Mount Stromlo Observatory in conjunction with the Canberra Astronomical Society invite the Canberra community to attend our public observing nights of 2018. Come and see the rings of Saturn, the craters of the moon, and beautiful star clusters and nebulae. On the night attendees will be taken on a ‘tour of the universe’ with talks by astronomers from Mt. Stromlo Observatory and observations on several telescopes.
A/Prof. François Rigaut is the Adaptive Optics (AO) Principal Scientist at the AAO-Stromlo, Research School of Astronomy and Astrophysics, ANU. He has over 28 years of experience and involvement in various AO systems for astronomy. His experience spans from COME-ON, the first successful AO system for astronomy to, more recently, being principal investigator of GeMS, the first and only astronomical Laser Guide Star Multi-Conjugate Adaptive Optics system. Dr. Rigaut has also been active on the theory of AO. He proposed the concept of Ground Layer Adaptive Optics, which has resulted in the construction of numerous instruments on some of the largest ground-based telescopes (MMT, VLT, projects for SUBARU, the future Giant Telescopes – EELT and GMT), and a new Fourier space-based approach to estimating AO performance that has spawned a few AO analysis codes (e.g. PAOLA, FAST).

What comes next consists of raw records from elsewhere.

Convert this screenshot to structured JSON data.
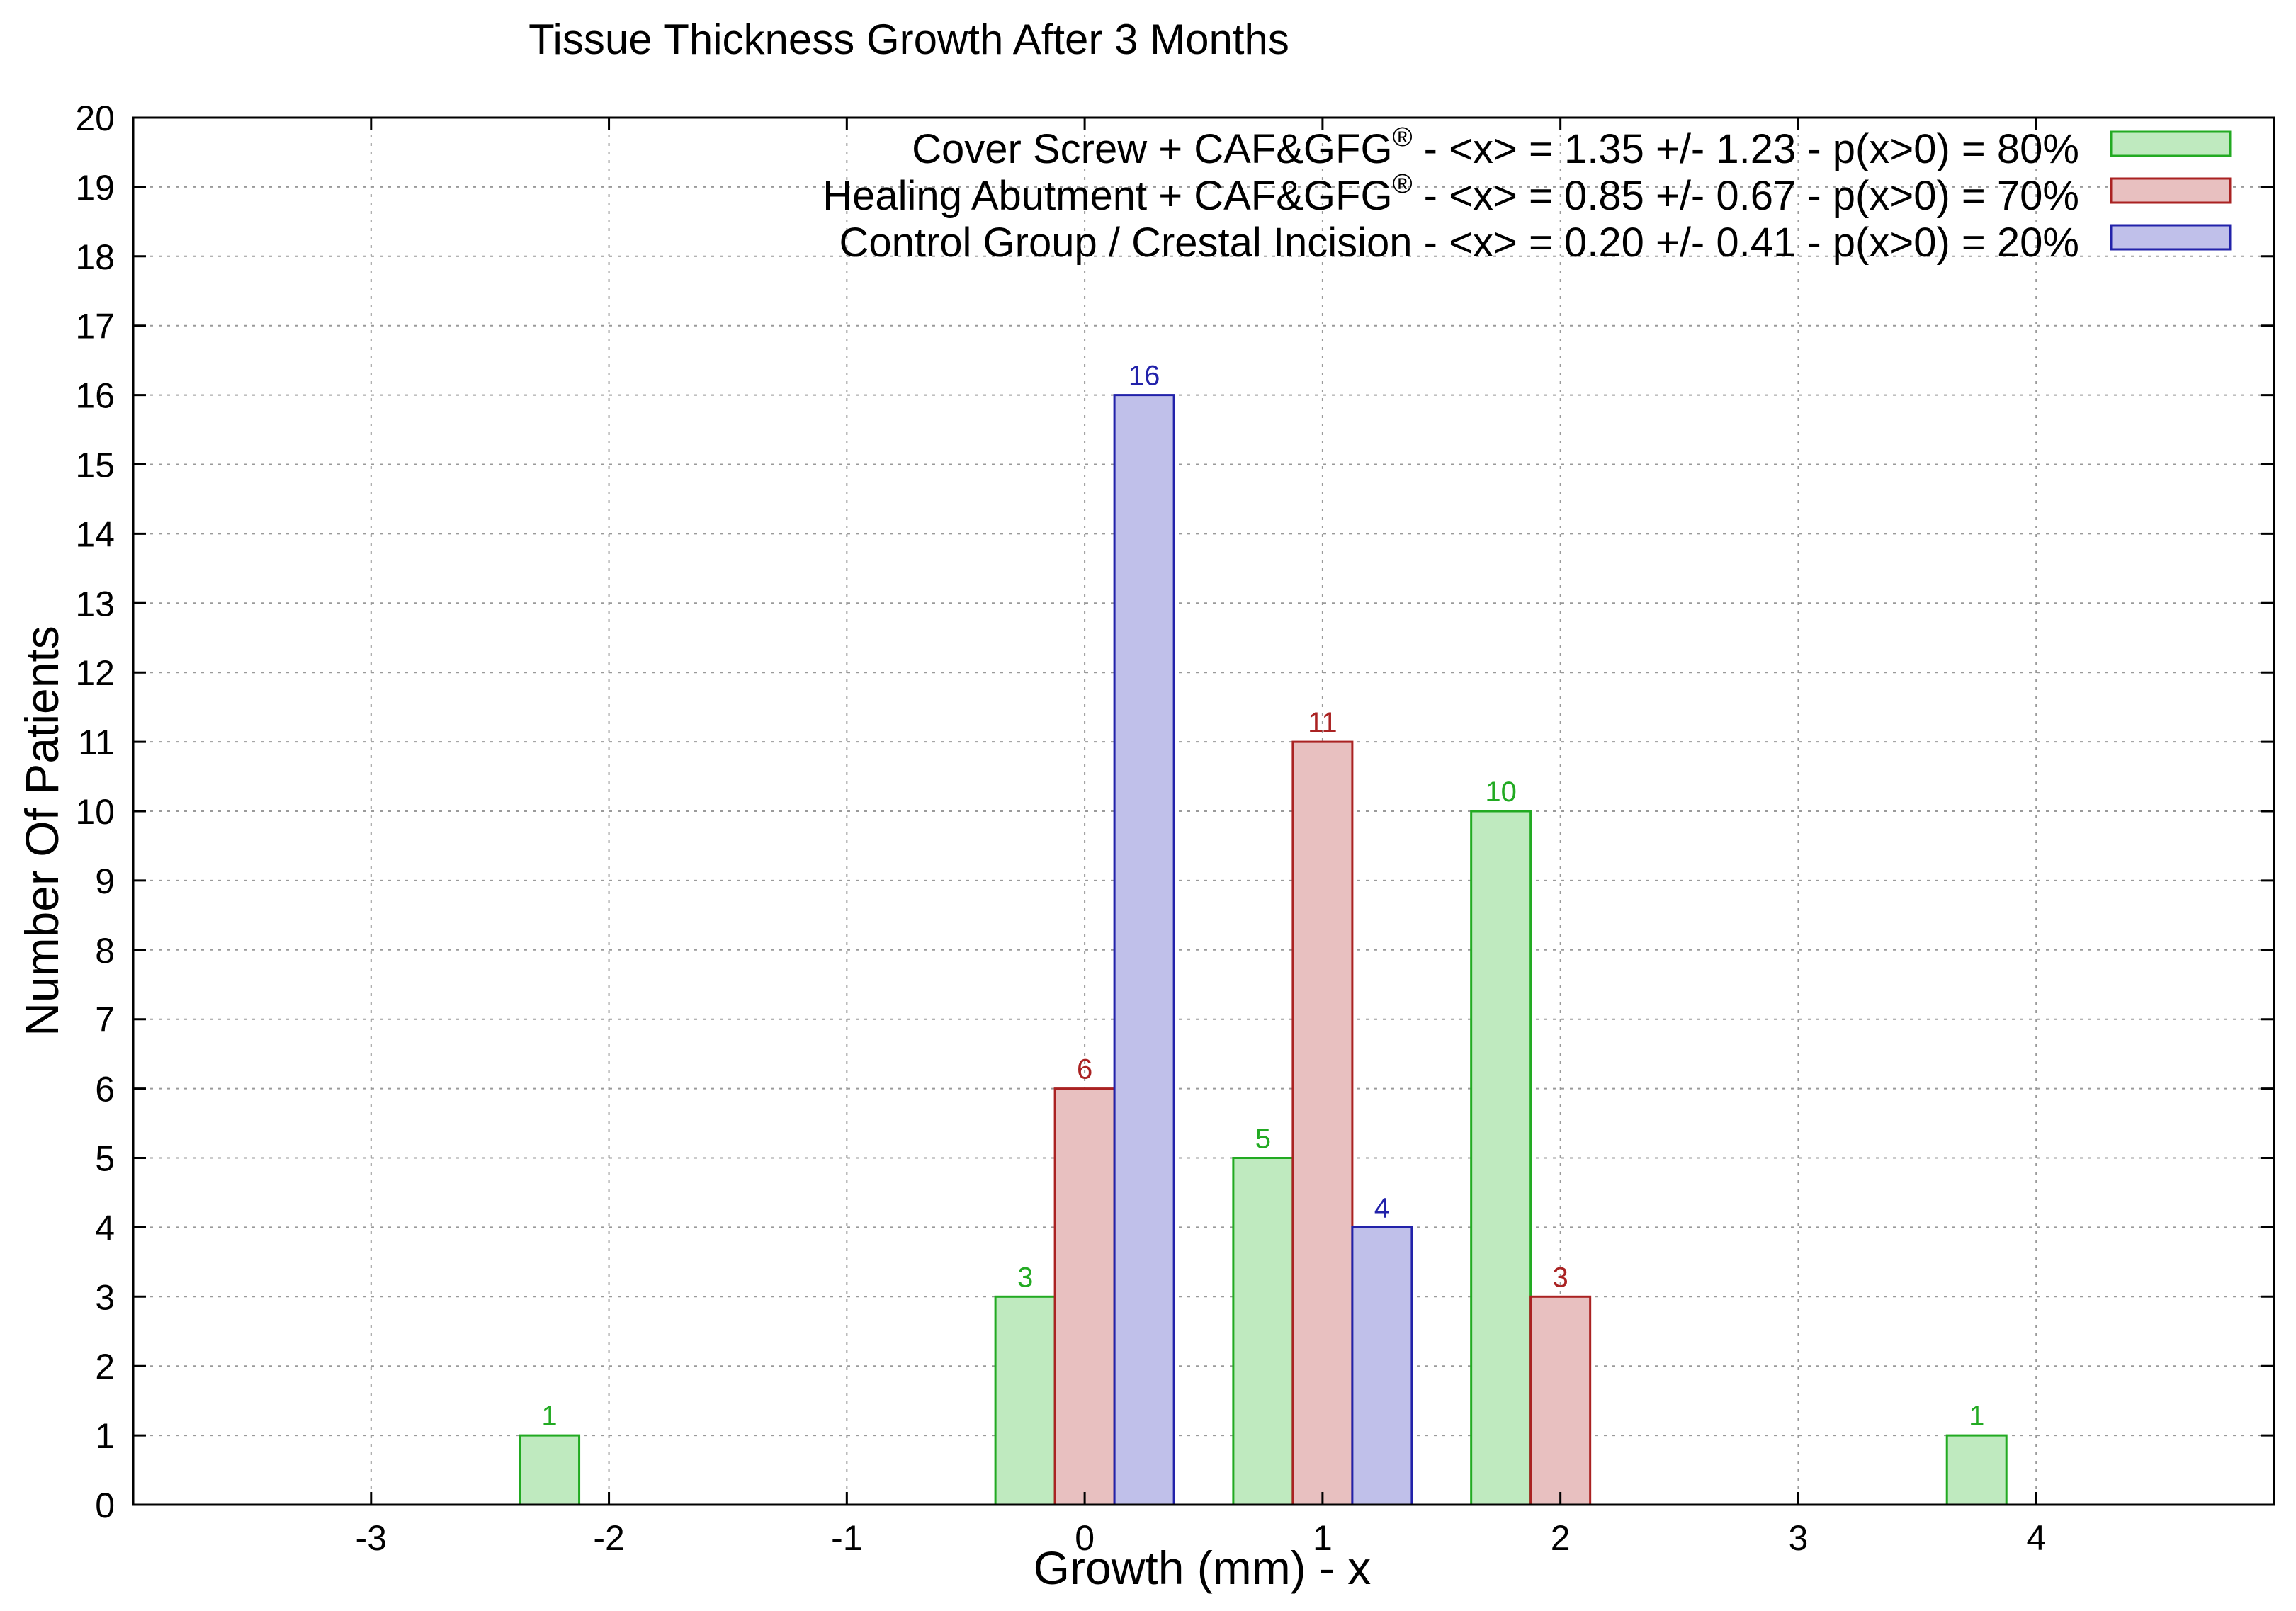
{
  "chart_data": {
    "type": "bar",
    "title": "Tissue Thickness Growth After 3 Months",
    "xlabel": "Growth (mm) - x",
    "ylabel": "Number Of Patients",
    "xlim": [
      -4,
      5
    ],
    "ylim": [
      0,
      20
    ],
    "x_ticks": [
      -3,
      -2,
      -1,
      0,
      1,
      2,
      3,
      4
    ],
    "y_ticks": [
      0,
      1,
      2,
      3,
      4,
      5,
      6,
      7,
      8,
      9,
      10,
      11,
      12,
      13,
      14,
      15,
      16,
      17,
      18,
      19,
      20
    ],
    "grid": true,
    "legend_position": "top-right",
    "series": [
      {
        "name": "Cover Screw + CAF&GFG® - <x> = 1.35 +/- 1.23 - p(x>0) = 80%",
        "legend_main": "Cover Screw + CAF&GFG",
        "legend_rest": " - <x> = 1.35 +/- 1.23 - p(x>0) = 80%",
        "fill": "#bfeabf",
        "stroke": "#22aa22",
        "label_color": "#22aa22",
        "points": [
          {
            "x": -2,
            "y": 1
          },
          {
            "x": 0,
            "y": 3
          },
          {
            "x": 1,
            "y": 5
          },
          {
            "x": 2,
            "y": 10
          },
          {
            "x": 4,
            "y": 1
          }
        ]
      },
      {
        "name": "Healing Abutment + CAF&GFG® - <x> = 0.85 +/- 0.67 - p(x>0) = 70%",
        "legend_main": "Healing Abutment + CAF&GFG",
        "legend_rest": " - <x> = 0.85 +/- 0.67 - p(x>0) = 70%",
        "fill": "#e8c0c0",
        "stroke": "#aa2222",
        "label_color": "#aa2222",
        "points": [
          {
            "x": 0,
            "y": 6
          },
          {
            "x": 1,
            "y": 11
          },
          {
            "x": 2,
            "y": 3
          }
        ]
      },
      {
        "name": "Control Group / Crestal Incision - <x> = 0.20 +/- 0.41 - p(x>0) = 20%",
        "legend_main": "Control Group / Crestal Incision - <x> = 0.20 +/- 0.41 - p(x>0) = 20%",
        "legend_rest": "",
        "fill": "#c0c0ea",
        "stroke": "#2222aa",
        "label_color": "#2222aa",
        "points": [
          {
            "x": 0,
            "y": 16
          },
          {
            "x": 1,
            "y": 4
          }
        ]
      }
    ]
  },
  "legend_superscript": "®"
}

A/Prof. Celine D'Orgeville joined the ANU RSAA Adaptive Optics (AO) group in 2012 to lead Laser Guide Star (LGS) activities undertaken at the Advanced Instrumentation and Technology Centre. Prior to moving to Australia, Céline worked at the Gemini Observatory where she led the design, fabrication and commissioning of the Gemini North LGS facility in Hawaii (1999-2006), and the Gemini South LGS facility in Chile (2007-2011). The Gemini South AO system, GeMS, is the only Multi-Conjugate Adaptive Optics facility in the world. The GeMS LGS facility is also unique in creating not just one but five sodium LGS to probe the atmosphere and enable GeMS to restore the diffraction-limit of the Gemini South 8-metre telescope over a 2 arcminute field of view.
Prof. Naomi McClure-Griffiths is an internationally recognised radio astronomer, the 2006 recipient of the Prime Minister's Malcolm McIntosh Prize for Physical Scientist of the Year, and the 2015 winner of the Pawsey Medal of the Australian Academy of Science. Her research has provided insight into the structure and evolution of the Milky Way, and how it interacts with its neighbours. Naomi is playing a leading role in the scientific exploitation of the Australian Square Kilometer Array (SKA) Pathfinder and Australia's participation in the SKA.
Bookings are essential and entry is by gold coin donation. Warm clothing is recommended. The café will also be open to serve food and drink.
In the event of cloudy/bad weather, stargazing will be cancelled (the talks will occur regardless of the weather). You can check out the weather at Mt Stromlo using our all sky camera. We will also post updates on our Facebook page.
2018 Dates: 20 April, 18 May, 15 June, 13 July, 17 August, and 14 September.